Background: About two-thirds of those with Alzheimer's disease (AD) are women, most of whom are post-menopausal. Menopause accelerates the risk for dementia by increasing the risk for metabolic, cardiovascular, and cerebrovascular diseases. Mid-life metabolic disease (e.g. obesity, diabetes, or prediabetes) is a well-known risk factor for dementia. A high fat diet can lead to poor metabolic health in both humans and rodents. The goal of this study was to determine the effects of menopause and high fat diet on metabolic, cognitive, and pathological outcomes in the App^NL-F knock-in mouse model of Alzheimer's disease.

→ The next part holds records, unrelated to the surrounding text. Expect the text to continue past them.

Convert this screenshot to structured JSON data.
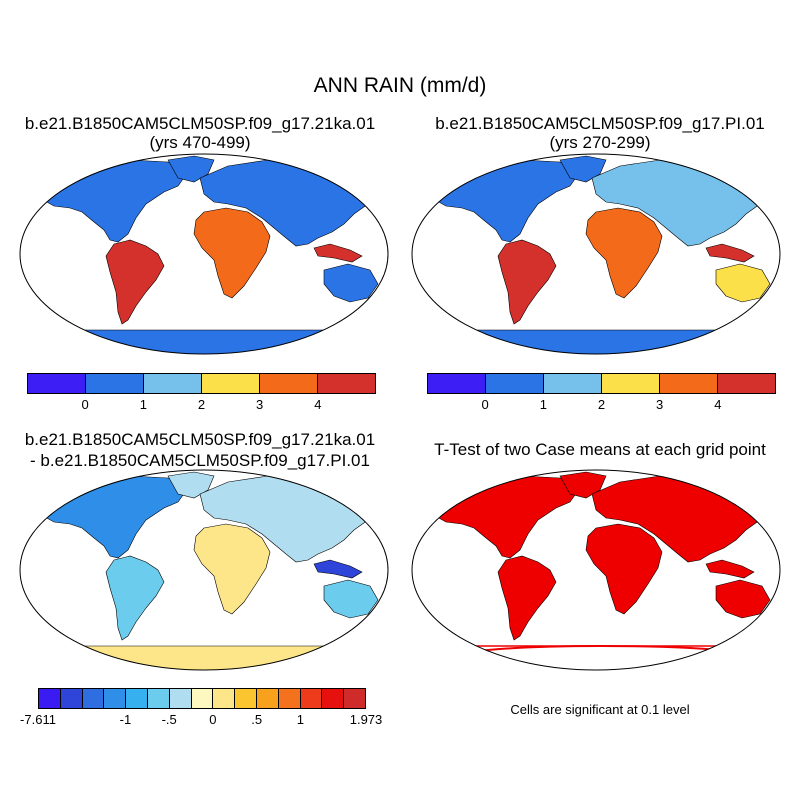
{
  "title": "ANN RAIN (mm/d)",
  "panels": [
    {
      "title": "b.e21.B1850CAM5CLM50SP.f09_g17.21ka.01",
      "subtitle": "(yrs 470-499)"
    },
    {
      "title": "b.e21.B1850CAM5CLM50SP.f09_g17.PI.01",
      "subtitle": "(yrs 270-299)"
    },
    {
      "title": "b.e21.B1850CAM5CLM50SP.f09_g17.21ka.01",
      "subtitle": "- b.e21.B1850CAM5CLM50SP.f09_g17.PI.01"
    },
    {
      "title": "T-Test of two Case means at each grid point",
      "subtitle": ""
    }
  ],
  "note": "Cells are significant at 0.1 level",
  "colorbars": {
    "abs": {
      "colors": [
        "#3d1ef5",
        "#2b74e6",
        "#76c0ec",
        "#fbe04a",
        "#f46a1b",
        "#d4312c"
      ],
      "tick_labels": [
        "0",
        "1",
        "2",
        "3",
        "4"
      ]
    },
    "diff": {
      "colors": [
        "#3a1cf3",
        "#2f44d8",
        "#2f6ee0",
        "#2f8fe8",
        "#37b0f0",
        "#6cccee",
        "#b0def0",
        "#fdf7c0",
        "#fde68a",
        "#fbc52f",
        "#f7a11c",
        "#f4721d",
        "#ee3b1c",
        "#e6100f",
        "#cf2b2b"
      ],
      "tick_labels": [
        "-7.611",
        "-1",
        "-.5",
        "0",
        ".5",
        "1",
        "1.973"
      ]
    }
  },
  "ttest_color": "#ee0000",
  "map_colors": {
    "ocean": "#ffffff",
    "outline": "#000000"
  }
}
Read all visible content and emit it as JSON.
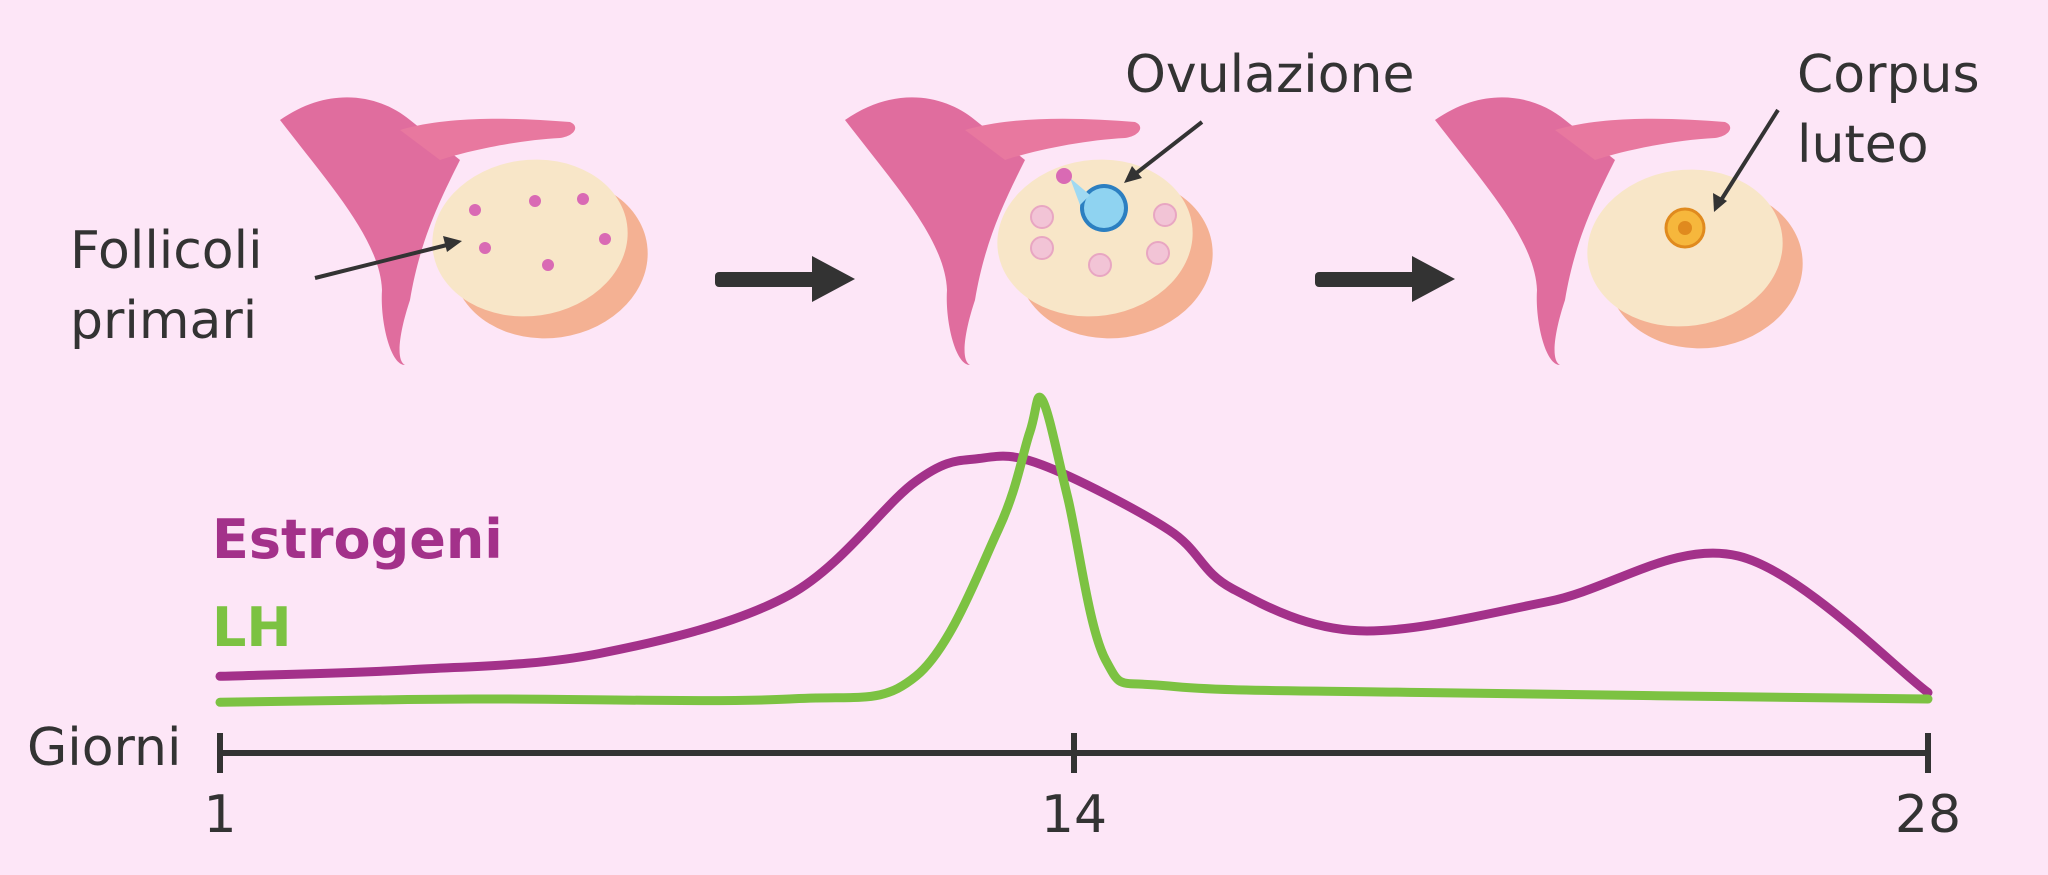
{
  "labels": {
    "follicles": [
      "Follicoli",
      "primari"
    ],
    "ovulation": "Ovulazione",
    "corpus": [
      "Corpus",
      "luteo"
    ]
  },
  "legend": {
    "estrogen": "Estrogeni",
    "lh": "LH"
  },
  "axis": {
    "label": "Giorni",
    "ticks": [
      "1",
      "14",
      "28"
    ]
  },
  "colors": {
    "background": "#fde6f7",
    "estrogen": "#a3318a",
    "lh": "#7cc242",
    "axis": "#333333",
    "ovary": "#f8e6c8",
    "tube": "#e06d9e"
  },
  "chart_data": {
    "type": "line",
    "xlabel": "Giorni",
    "x_ticks": [
      1,
      14,
      28
    ],
    "xlim": [
      1,
      28
    ],
    "series": [
      {
        "name": "Estrogeni",
        "x": [
          1,
          4,
          7,
          10,
          12,
          13,
          14,
          16,
          17,
          19,
          22,
          25,
          28
        ],
        "y": [
          0.15,
          0.17,
          0.22,
          0.4,
          0.75,
          0.82,
          0.8,
          0.6,
          0.42,
          0.29,
          0.38,
          0.52,
          0.1
        ]
      },
      {
        "name": "LH",
        "x": [
          1,
          5,
          10,
          12,
          13.3,
          13.8,
          14,
          14.4,
          15,
          16,
          20,
          28
        ],
        "y": [
          0.07,
          0.08,
          0.08,
          0.15,
          0.6,
          0.9,
          1.0,
          0.7,
          0.2,
          0.12,
          0.1,
          0.08
        ]
      }
    ]
  }
}
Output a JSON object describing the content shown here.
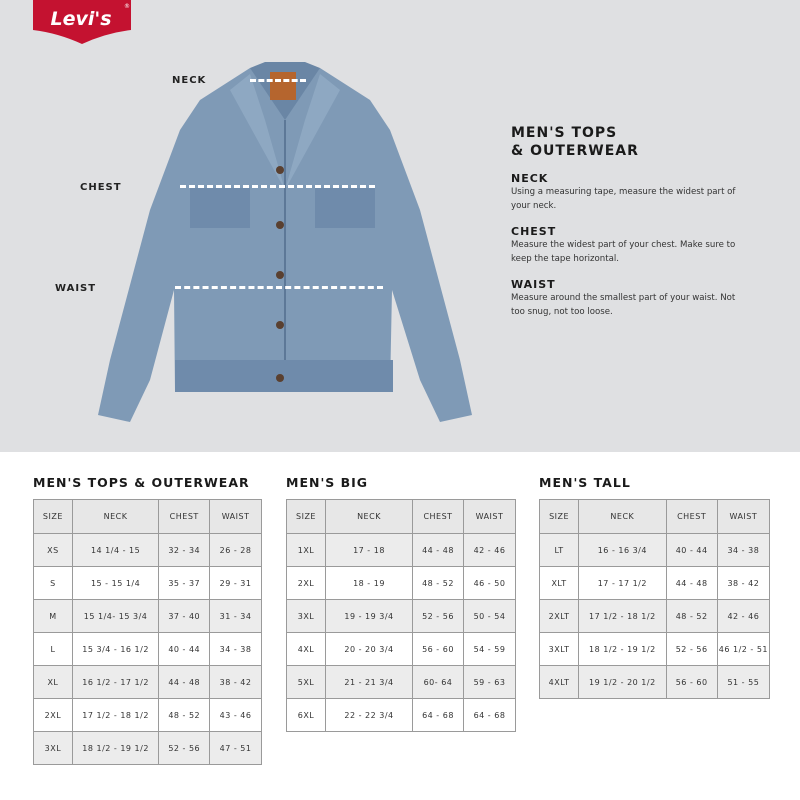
{
  "brand": {
    "logo_text": "Levi's",
    "color": "#c41230"
  },
  "diagram": {
    "labels": {
      "neck": "NECK",
      "chest": "CHEST",
      "waist": "WAIST"
    }
  },
  "info": {
    "title": "MEN'S TOPS\n& OUTERWEAR",
    "items": [
      {
        "heading": "NECK",
        "text": "Using a measuring tape, measure the widest part of your neck."
      },
      {
        "heading": "CHEST",
        "text": "Measure the widest part of your chest. Make sure to keep the tape horizontal."
      },
      {
        "heading": "WAIST",
        "text": "Measure around the smallest part of your waist. Not too snug, not too loose."
      }
    ]
  },
  "tables": [
    {
      "title": "MEN'S TOPS & OUTERWEAR",
      "headers": [
        "SIZE",
        "NECK",
        "CHEST",
        "WAIST"
      ],
      "rows": [
        [
          "XS",
          "14 1/4 - 15",
          "32 - 34",
          "26 - 28"
        ],
        [
          "S",
          "15 - 15 1/4",
          "35 - 37",
          "29 - 31"
        ],
        [
          "M",
          "15 1/4- 15 3/4",
          "37 - 40",
          "31 - 34"
        ],
        [
          "L",
          "15 3/4 - 16 1/2",
          "40 - 44",
          "34 - 38"
        ],
        [
          "XL",
          "16 1/2 - 17 1/2",
          "44 - 48",
          "38 - 42"
        ],
        [
          "2XL",
          "17 1/2 - 18 1/2",
          "48 - 52",
          "43 - 46"
        ],
        [
          "3XL",
          "18 1/2 - 19 1/2",
          "52 - 56",
          "47 - 51"
        ]
      ]
    },
    {
      "title": "MEN'S BIG",
      "headers": [
        "SIZE",
        "NECK",
        "CHEST",
        "WAIST"
      ],
      "rows": [
        [
          "1XL",
          "17 - 18",
          "44 - 48",
          "42 - 46"
        ],
        [
          "2XL",
          "18 - 19",
          "48 - 52",
          "46 - 50"
        ],
        [
          "3XL",
          "19 - 19 3/4",
          "52 - 56",
          "50 - 54"
        ],
        [
          "4XL",
          "20 - 20 3/4",
          "56 - 60",
          "54 - 59"
        ],
        [
          "5XL",
          "21 - 21 3/4",
          "60- 64",
          "59 - 63"
        ],
        [
          "6XL",
          "22 - 22 3/4",
          "64 - 68",
          "64 - 68"
        ]
      ]
    },
    {
      "title": "MEN'S TALL",
      "headers": [
        "SIZE",
        "NECK",
        "CHEST",
        "WAIST"
      ],
      "rows": [
        [
          "LT",
          "16 - 16 3/4",
          "40 - 44",
          "34 - 38"
        ],
        [
          "XLT",
          "17 - 17 1/2",
          "44 - 48",
          "38 - 42"
        ],
        [
          "2XLT",
          "17 1/2 - 18 1/2",
          "48 - 52",
          "42 - 46"
        ],
        [
          "3XLT",
          "18 1/2 - 19 1/2",
          "52 - 56",
          "46 1/2 - 51"
        ],
        [
          "4XLT",
          "19 1/2 - 20 1/2",
          "56 - 60",
          "51 - 55"
        ]
      ]
    }
  ]
}
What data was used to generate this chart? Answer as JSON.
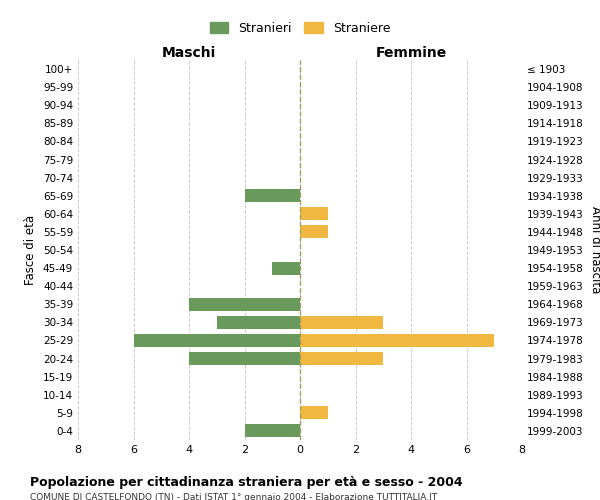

Method: To model menopause, we used an accelerated ovarian failure model (4-vinylcyclohexene diepoxide, VCD). This ovary-intact model is more clinically relevant than an ovariectomy model, as mice go through a perimenopausal period. At 3 months of age, App^NL-F mice were administered VCD or vehicle (oil) and then placed on either a control diet (10% fat) or a high fat diet (HF; 60% fat) and maintained on the diets until 10 months of age.

Result: Menopause led to metabolic impairment (weight gain and glucose intolerance) and further exacerbated obesity in response to a high fat diet. Menopause had independent effects on some serum metabolic health biomarkers (insulin) and synergic effects with HF diet on other markers (glucagon). An interaction between HF diet and menopause led to an impaired episodic-like memory. When examining the underlying pathology, we did not detect any changes in amyloid levels, however, we observe changes in neurogenesis and microglia response.

Conclusion: Menopause and HF diet have independent and synergistic effects on metabolic, cognitive and pathological aspects of AD. This work highlights the need to model endocrine aging in animal models of dementia and will contribute to further understanding the interaction between menopause and metabolic health in the context of AD.